In a statement, Jennifer Dulos' family and friends called the theory "false and irresponsible."
They said her manuscript was written in 2002, before she started dating Fotis Dulos and before "Gone Girl" was published in 2012.
"Jennifer's novel is not a mystery. It's a character-driven story that follows a young woman through relationships and self-discovery over a period of years. Like all of Jennifer's writing, it expresses a deep longing for human connection and the need to be accepted as one's true self," her friend, Carrie Luft, said in the statement on the group's behalf.
"Trying to tie Jennifer's absence to a book she wrote more than 17 years ago makes no sense. Evidence shows that Jennifer was the victim of a violent attack in her New Canaan home," the statement continues.
"This is not fiction or a movie. This is real life, as experienced every single day by Jennifer's five young children, her family, and her friends. We are heartbroken. Jennifer is not here to protect her children, and these false and irresponsible allegations hurt the children now and into the future."
In a motion filed Tuesday, attorneys for Fotis Dulos asked for Jennifer Dulos' attorney to be disqualified, so that he and members of his firm could be material witnesses in both the divorce and criminal cases.
"Counsel for Ms. Dulos cannot be both a witness and advocate in the same proceedings," Fotis Dulos' attorney Norm Pattis wrote in the motion.
The filing came after a Monday motion in which attorneys for Fotis Dulos said that he denies any involvement in her disappearance and that Jennifer Dulos had motive to cast suspicion on him for her disappearance out of "personal vengeance."

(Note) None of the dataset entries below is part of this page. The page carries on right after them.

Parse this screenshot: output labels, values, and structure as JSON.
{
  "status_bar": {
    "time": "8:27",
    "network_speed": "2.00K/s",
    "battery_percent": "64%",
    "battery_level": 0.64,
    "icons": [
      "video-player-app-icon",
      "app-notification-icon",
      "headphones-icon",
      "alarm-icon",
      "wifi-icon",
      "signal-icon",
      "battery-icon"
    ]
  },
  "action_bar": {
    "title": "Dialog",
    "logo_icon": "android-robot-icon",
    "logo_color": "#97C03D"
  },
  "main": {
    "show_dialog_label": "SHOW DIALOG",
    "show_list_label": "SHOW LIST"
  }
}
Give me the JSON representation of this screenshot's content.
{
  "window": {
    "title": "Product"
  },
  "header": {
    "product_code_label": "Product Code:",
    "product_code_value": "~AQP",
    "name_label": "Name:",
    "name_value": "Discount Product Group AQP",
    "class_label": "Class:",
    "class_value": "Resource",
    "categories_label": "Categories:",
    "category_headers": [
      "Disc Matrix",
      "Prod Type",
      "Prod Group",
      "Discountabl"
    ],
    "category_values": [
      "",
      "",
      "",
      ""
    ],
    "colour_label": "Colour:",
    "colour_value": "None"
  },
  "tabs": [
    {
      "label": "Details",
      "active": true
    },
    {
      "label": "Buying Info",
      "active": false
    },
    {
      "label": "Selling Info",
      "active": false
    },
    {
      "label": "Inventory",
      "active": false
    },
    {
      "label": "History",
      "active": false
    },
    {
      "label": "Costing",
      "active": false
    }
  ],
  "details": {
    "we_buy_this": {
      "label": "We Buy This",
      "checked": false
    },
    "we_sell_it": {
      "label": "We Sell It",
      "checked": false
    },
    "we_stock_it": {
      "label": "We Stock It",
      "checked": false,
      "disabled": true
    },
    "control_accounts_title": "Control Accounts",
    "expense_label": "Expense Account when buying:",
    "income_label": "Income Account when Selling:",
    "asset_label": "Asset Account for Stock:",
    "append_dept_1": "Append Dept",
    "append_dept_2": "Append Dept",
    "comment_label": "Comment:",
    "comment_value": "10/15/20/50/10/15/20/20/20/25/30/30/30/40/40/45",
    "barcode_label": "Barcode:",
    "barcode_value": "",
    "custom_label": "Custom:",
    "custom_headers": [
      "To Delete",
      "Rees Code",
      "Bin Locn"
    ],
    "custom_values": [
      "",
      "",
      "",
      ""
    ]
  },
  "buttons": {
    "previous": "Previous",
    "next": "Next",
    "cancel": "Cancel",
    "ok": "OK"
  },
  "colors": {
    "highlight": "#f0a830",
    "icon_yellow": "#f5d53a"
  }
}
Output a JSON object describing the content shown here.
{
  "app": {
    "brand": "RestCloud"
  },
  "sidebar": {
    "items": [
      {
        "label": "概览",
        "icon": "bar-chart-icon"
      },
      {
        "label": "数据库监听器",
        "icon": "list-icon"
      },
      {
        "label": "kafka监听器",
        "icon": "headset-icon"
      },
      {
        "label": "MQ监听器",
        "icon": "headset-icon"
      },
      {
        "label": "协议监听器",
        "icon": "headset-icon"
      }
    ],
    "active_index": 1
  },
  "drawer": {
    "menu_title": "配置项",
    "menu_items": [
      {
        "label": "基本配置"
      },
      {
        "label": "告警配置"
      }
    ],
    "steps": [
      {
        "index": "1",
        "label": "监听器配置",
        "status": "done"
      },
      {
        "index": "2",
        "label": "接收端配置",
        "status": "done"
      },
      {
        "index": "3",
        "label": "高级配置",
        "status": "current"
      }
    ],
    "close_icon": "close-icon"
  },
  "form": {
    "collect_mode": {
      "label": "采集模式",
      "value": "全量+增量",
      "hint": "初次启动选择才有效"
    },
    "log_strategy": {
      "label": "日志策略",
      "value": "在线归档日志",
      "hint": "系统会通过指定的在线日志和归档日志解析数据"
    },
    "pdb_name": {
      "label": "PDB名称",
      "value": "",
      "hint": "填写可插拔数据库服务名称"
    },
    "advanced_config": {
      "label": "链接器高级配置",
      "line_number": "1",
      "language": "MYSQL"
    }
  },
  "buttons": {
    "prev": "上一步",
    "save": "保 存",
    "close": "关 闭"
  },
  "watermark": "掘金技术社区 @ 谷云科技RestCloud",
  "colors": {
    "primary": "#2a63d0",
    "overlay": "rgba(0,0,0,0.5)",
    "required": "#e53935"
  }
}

That motion requested that the most recent custody evaluation be unsealed to aid in the defense of Fotis Dulos. On Tuesday, Pattis elaborated, saying in court filings that the evaluation "contains material that tends to exonerate him of all crimes associated with the disappearance of Ms. Dulos."
Pattis said in a statement that Dulos "should not be effectively imprisoned on conditions of release and kept from those he loves -- including his children."
A second motion was also requested to allow Fotis Dulos to contact his girlfriend Michelle Troconis, which would be a violation of the conditions of their bond.